Q: Metphors play a vital role in your world, and in the end, in the revelations behind the Peace Talks. Why are they important?
A: Metaphor is only a real importance on Fiction Island - in Non-Fiction, Metaphor is mercilessly hunted down and eradicated. Fiction is the world of ambiguity and inference, Non-fiction the world of clean and clear facts. I like the idea of Metaphor being the magic dust that transforms shopping lists into revealing windows into the shopper's soul. Writing is a dark art, but it is by the very complex and often subtle use of metaphor and all the other mechanics of meaning and ambiguity can we hope to convey so much with so little. That being so it follows that much of Fiction runs on Metaphor, and with a commodity so powerful, its production and supply become a matter of great concern. And drama is never far away.

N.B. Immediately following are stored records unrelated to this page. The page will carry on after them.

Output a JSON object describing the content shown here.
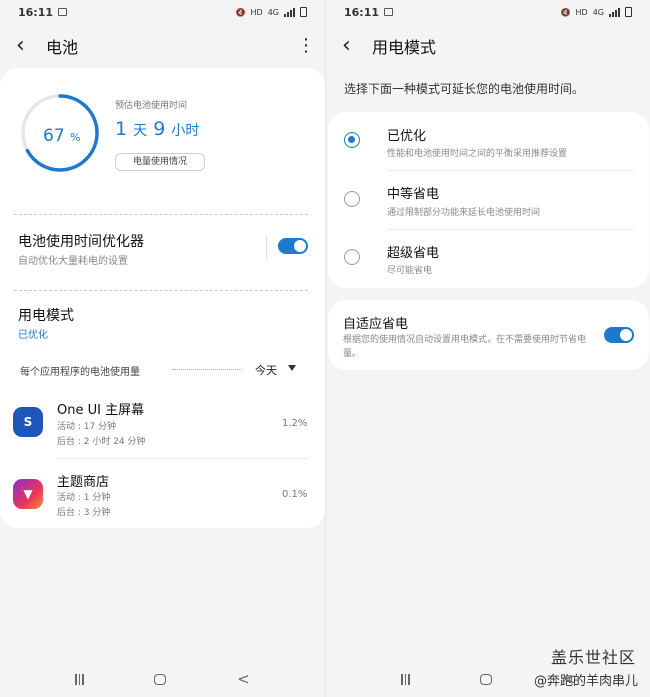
{
  "left": {
    "status": {
      "time": "16:11",
      "hd": "HD",
      "net": "4G"
    },
    "appbar": {
      "back": "‹",
      "title": "电池",
      "more": "⋮"
    },
    "battery": {
      "level_percent": 67,
      "percent_num": "67",
      "percent_sign": "%",
      "estimate_label": "预估电池使用时间",
      "estimate_days": "1",
      "estimate_days_unit": "天",
      "estimate_hours": "9",
      "estimate_hours_unit": "小时",
      "usage_button": "电量使用情况"
    },
    "optimizer": {
      "title": "电池使用时间优化器",
      "subtitle": "自动优化大量耗电的设置",
      "enabled": true
    },
    "power_mode": {
      "title": "用电模式",
      "value": "已优化"
    },
    "per_app": {
      "header": "每个应用程序的电池使用量",
      "filter": "今天"
    },
    "apps": [
      {
        "name": "One UI 主屏幕",
        "active": "活动 : 17 分钟",
        "background": "后台 : 2 小时 24 分钟",
        "percent": "1.2%",
        "icon": "home-screen-icon"
      },
      {
        "name": "主题商店",
        "active": "活动 : 1 分钟",
        "background": "后台 : 3 分钟",
        "percent": "0.1%",
        "icon": "theme-store-icon"
      }
    ]
  },
  "right": {
    "status": {
      "time": "16:11",
      "hd": "HD",
      "net": "4G"
    },
    "appbar": {
      "back": "‹",
      "title": "用电模式"
    },
    "prompt": "选择下面一种模式可延长您的电池使用时间。",
    "options": [
      {
        "title": "已优化",
        "desc": "性能和电池使用时间之间的平衡采用推荐设置",
        "selected": true
      },
      {
        "title": "中等省电",
        "desc": "通过限制部分功能来延长电池使用时间",
        "selected": false
      },
      {
        "title": "超级省电",
        "desc": "尽可能省电",
        "selected": false
      }
    ],
    "adaptive": {
      "title": "自适应省电",
      "desc": "根据您的使用情况自动设置用电模式，在不需要使用时节省电量。",
      "enabled": true
    }
  },
  "watermark": {
    "line1": "盖乐世社区",
    "line2": "@奔跑的羊肉串儿"
  },
  "colors": {
    "accent": "#1b79ce",
    "background": "#f4f4f4",
    "card": "#ffffff"
  }
}
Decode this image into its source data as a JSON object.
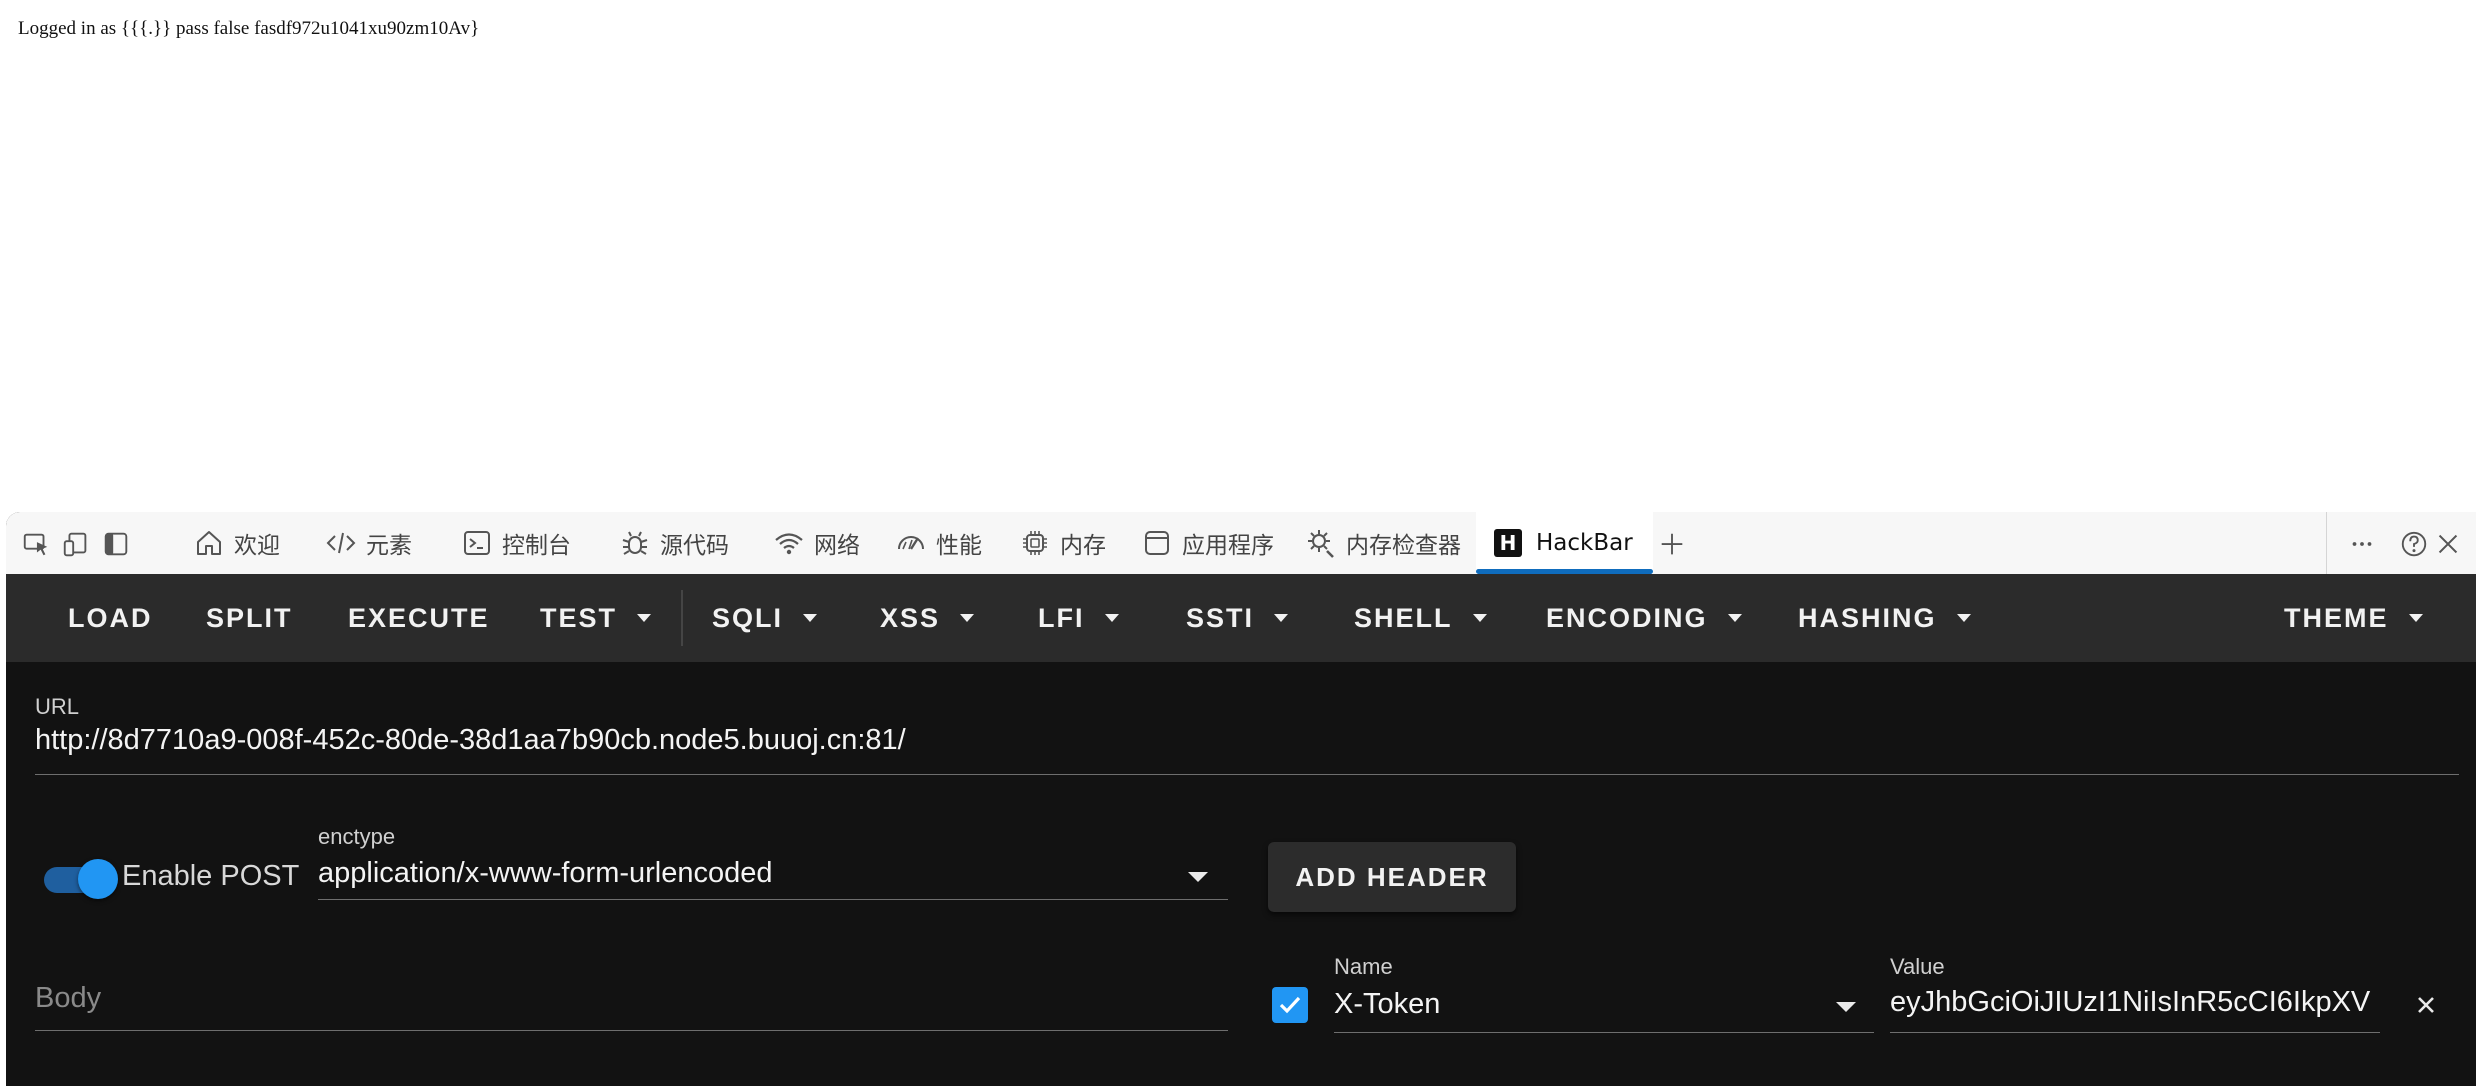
{
  "page": {
    "text": "Logged in as {{{.}} pass false fasdf972u1041xu90zm10Av}"
  },
  "devtools": {
    "tabs": [
      {
        "label": "欢迎",
        "icon": "home-icon"
      },
      {
        "label": "元素",
        "icon": "code-icon"
      },
      {
        "label": "控制台",
        "icon": "console-icon"
      },
      {
        "label": "源代码",
        "icon": "bug-icon"
      },
      {
        "label": "网络",
        "icon": "wifi-icon"
      },
      {
        "label": "性能",
        "icon": "gauge-icon"
      },
      {
        "label": "内存",
        "icon": "chip-icon"
      },
      {
        "label": "应用程序",
        "icon": "app-window-icon"
      },
      {
        "label": "内存检查器",
        "icon": "memory-inspector-icon"
      },
      {
        "label": "HackBar",
        "icon": "hackbar-logo-icon",
        "logo_letter": "H",
        "active": true
      }
    ],
    "add_tab_icon": "plus-icon",
    "right_icons": [
      "more-icon",
      "help-icon",
      "close-icon"
    ]
  },
  "hackbar": {
    "toolbar": {
      "load": "LOAD",
      "split": "SPLIT",
      "execute": "EXECUTE",
      "test": "TEST",
      "sqli": "SQLI",
      "xss": "XSS",
      "lfi": "LFI",
      "ssti": "SSTI",
      "shell": "SHELL",
      "encoding": "ENCODING",
      "hashing": "HASHING",
      "theme": "THEME"
    },
    "url": {
      "label": "URL",
      "value": "http://8d7710a9-008f-452c-80de-38d1aa7b90cb.node5.buuoj.cn:81/"
    },
    "post": {
      "toggle_label": "Enable POST",
      "enabled": true,
      "enctype_label": "enctype",
      "enctype_value": "application/x-www-form-urlencoded",
      "body_placeholder": "Body"
    },
    "add_header_label": "ADD HEADER",
    "header": {
      "checked": true,
      "name_label": "Name",
      "name_value": "X-Token",
      "value_label": "Value",
      "value_value": "eyJhbGciOiJIUzI1NiIsInR5cCI6IkpXV"
    },
    "colors": {
      "accent": "#2196f3",
      "toolbar_bg": "#2b2b2b",
      "panel_bg": "#121212"
    }
  }
}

Q: Did you know, when you began to write this novel, whether the written Thursday would find the real Thursday Next?
A: No. And up to last draft, she didn't. I was going to leave it for another book. But then I thought I already haven enough dangling plot-points, so I'd wrap it up nice and neat.
Q: What's next for you?
A: The next book will be standalone. It's time I did another. Then we'll be either back with Thursday or Jack Spratt - or maybe even Shades of Grey 2. Lots of options.